You're right, but for them you're not supposed to modify this file. For Claroline we can add/remove/update dependencies as we need to, it's our project after all.

For Symfony and Silex you won't modify it, you never modify the framework you're using.

Library you're using and you project is different, and so on for the files management in it.

[hakre]

@maxailloud I might be shooting dead horses here, however if I may direct to the Basic Usage Instructions of Composer:

Commit your application's composer.lock (along with composer.json) into version control.

That is in bold within their own docs. You can find it here:

• https://getcomposer.org/doc/01-basic-usage.md#composer-lock-the-lock-file

You can keep any habits you have, I don't care, was just spotting this and thought it's worth to leave some documentation for the interested reader.

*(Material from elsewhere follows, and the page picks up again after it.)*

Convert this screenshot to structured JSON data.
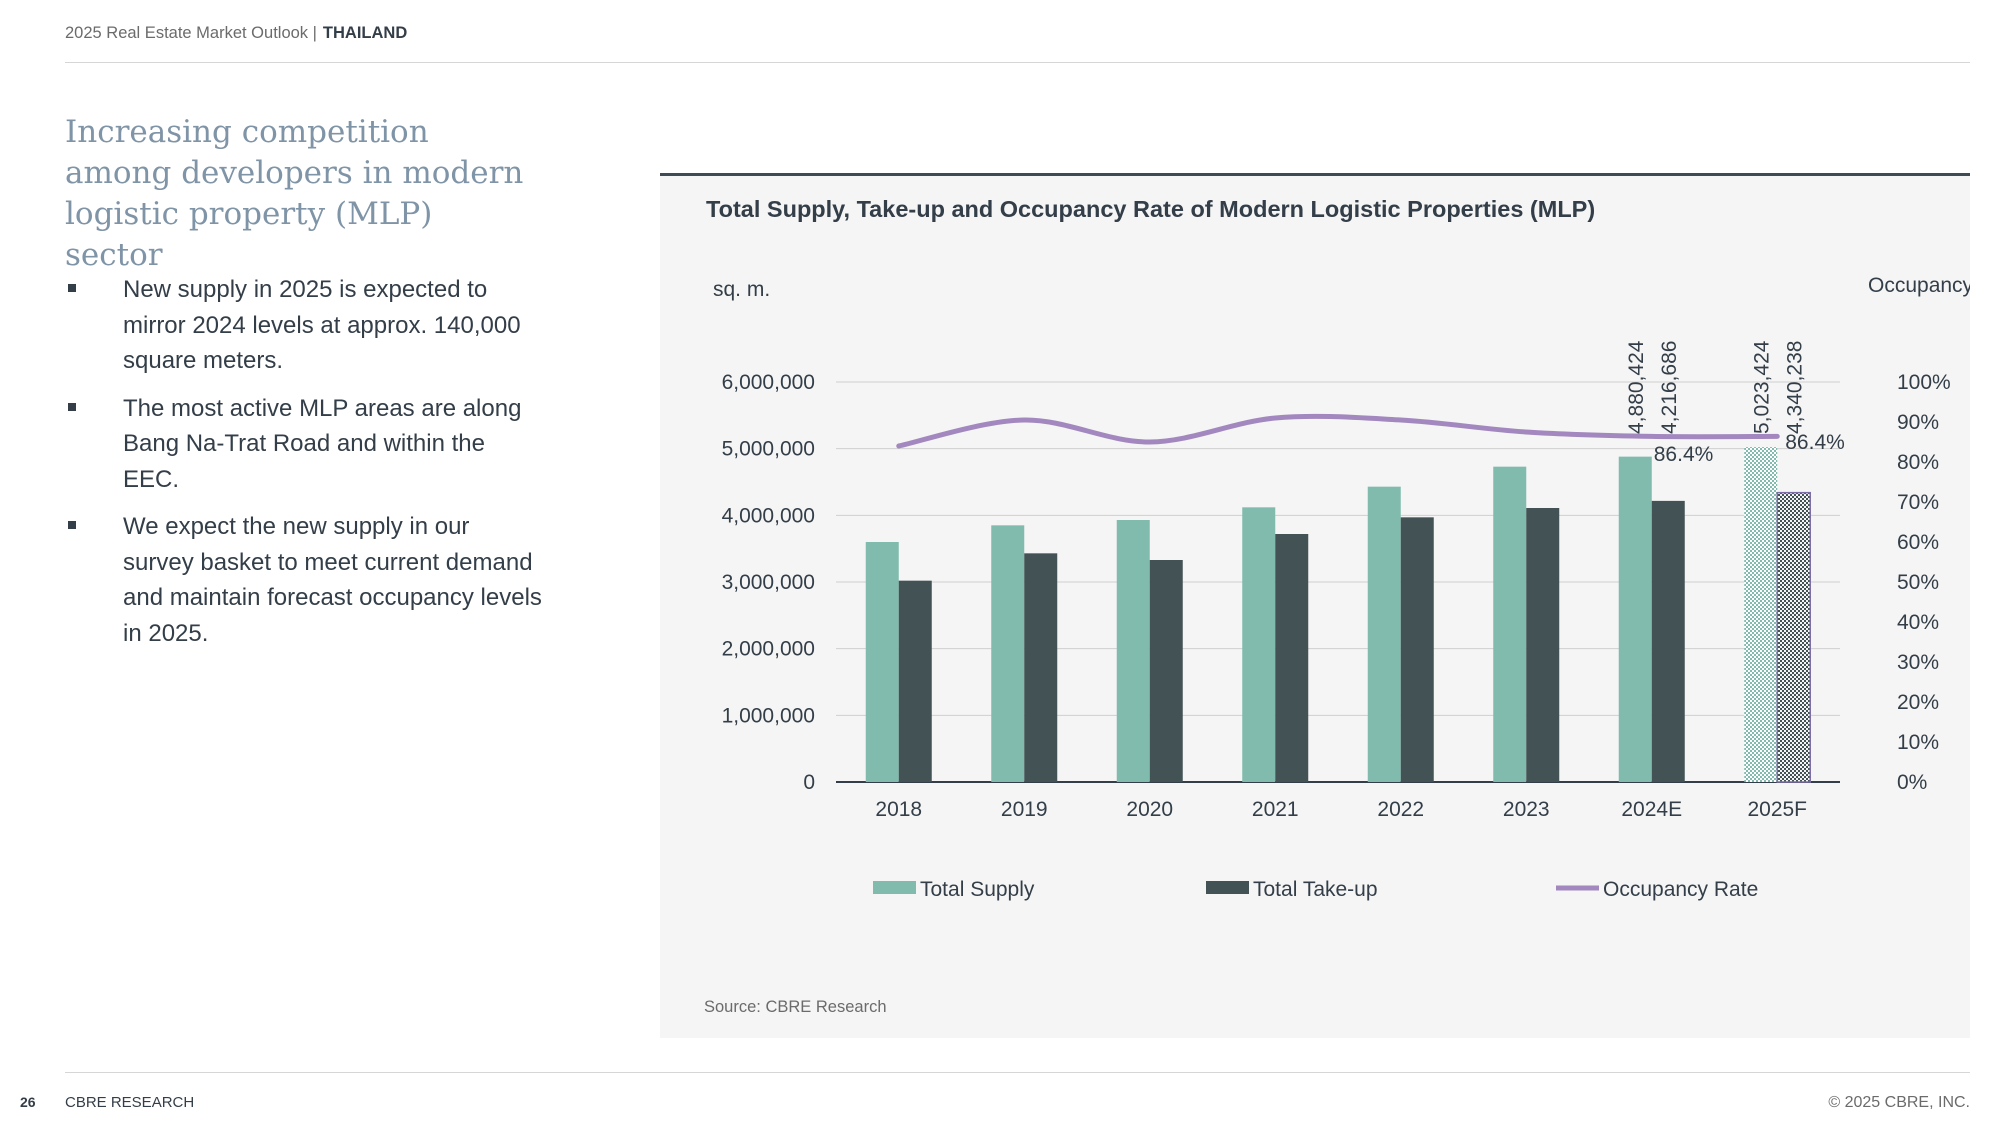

So if you ship your platform as a dependency you might want to have it under version control incl. it's own dependencies.

[stefk]

@hakre, the only reason composer.* files haven't been put into vcs from the beginning (as it should be) is that this project uses a plugin system, which allows development teams to add or remove plugin packages according to their needs -- i.e to diverge from the original set of dependencies.

[hakre]

Ah, I see. Perhaps those plugins then should be configured differently. But I understand the problem now, you need to share composer.* between upstream and all your users individually.

Interesting. Does this work well? I dunno if those composer installers are an option for you here, probably those pre-install scripts jumping / hooking onto a second composer file. Something like an override.